At the Burlington we are asked about our archive at fairly regular intervals. Surely a publication such as ours will have files bulging with letters to and from Bode and Berenson, Fry and Gombrich? Not so. We do not have an archive. We have a roughly organised accumulation of correspondence, box files of papers, a clutch of photographs and an album of press cuttings. Admittedly some of this material goes back to just before the first issue of the Magazine (March 1903). But up to the 1950s, the pickings are scarce, for at some point a cull was carried out; and while the four people mentioned above are represented, it is obvious that much else from them was discarded. From the late 1940s onwards, however, the archival balloon begins to fill and we become buoyant with correspondence from, to name a few, Kenneth Clark, Douglas Cooper, Frederick Antal, Anthony Blunt, Ellis Waterhouse, Anita Brookner and John Golding. Acrimonious letters to the Editor and sometimes fierce spats over articles and attributions can be followed with considerable pleasure in between the Editor’s shorter and wintry letters of rejection. But, as yet, this is not an archive. We have the ingredients and more material is being added, from the past as well as, of course, the present. With links to other archives, the result will be one of considerable fascination.
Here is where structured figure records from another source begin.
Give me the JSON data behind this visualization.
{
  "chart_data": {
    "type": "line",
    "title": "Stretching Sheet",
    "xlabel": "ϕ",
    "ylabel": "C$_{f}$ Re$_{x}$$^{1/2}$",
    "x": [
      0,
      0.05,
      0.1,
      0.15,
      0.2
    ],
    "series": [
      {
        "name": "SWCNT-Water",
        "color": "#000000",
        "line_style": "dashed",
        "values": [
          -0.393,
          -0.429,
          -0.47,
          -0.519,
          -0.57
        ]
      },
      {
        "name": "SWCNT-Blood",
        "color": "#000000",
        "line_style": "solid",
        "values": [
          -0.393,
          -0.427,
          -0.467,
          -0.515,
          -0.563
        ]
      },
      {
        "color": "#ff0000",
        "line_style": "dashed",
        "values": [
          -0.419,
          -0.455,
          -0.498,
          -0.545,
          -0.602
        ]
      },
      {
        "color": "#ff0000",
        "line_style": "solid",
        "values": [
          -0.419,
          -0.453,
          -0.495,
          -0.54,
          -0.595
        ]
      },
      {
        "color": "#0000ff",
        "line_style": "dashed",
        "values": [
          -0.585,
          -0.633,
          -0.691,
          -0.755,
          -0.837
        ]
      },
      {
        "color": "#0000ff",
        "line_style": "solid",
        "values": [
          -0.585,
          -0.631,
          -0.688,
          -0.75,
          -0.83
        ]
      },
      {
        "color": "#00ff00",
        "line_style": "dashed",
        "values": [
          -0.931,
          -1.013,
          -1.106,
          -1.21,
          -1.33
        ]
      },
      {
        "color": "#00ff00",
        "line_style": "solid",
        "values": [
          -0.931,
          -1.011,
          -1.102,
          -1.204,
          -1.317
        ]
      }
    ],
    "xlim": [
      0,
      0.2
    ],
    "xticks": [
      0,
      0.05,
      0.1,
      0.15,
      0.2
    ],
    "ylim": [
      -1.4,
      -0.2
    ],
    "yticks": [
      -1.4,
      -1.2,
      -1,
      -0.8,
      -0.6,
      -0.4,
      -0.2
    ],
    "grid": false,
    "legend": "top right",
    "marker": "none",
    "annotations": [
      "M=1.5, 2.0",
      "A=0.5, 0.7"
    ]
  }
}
1    All This Stuff. Archiving the Artist. Edited by Judy Vaknin, Karyn Stuckey and Victoria Lane. 178 pp. incl. 57 b. & w. ills. (Libri Publishing, Faringdon, 2013), £25. (PB). ISBN 978–1–907471–76–6.
2    ‘Funding the Archives Sector’, a report produced by the National Archives and the International Centre for Archives and Records Management Research and User Studies, University College London. September 2012.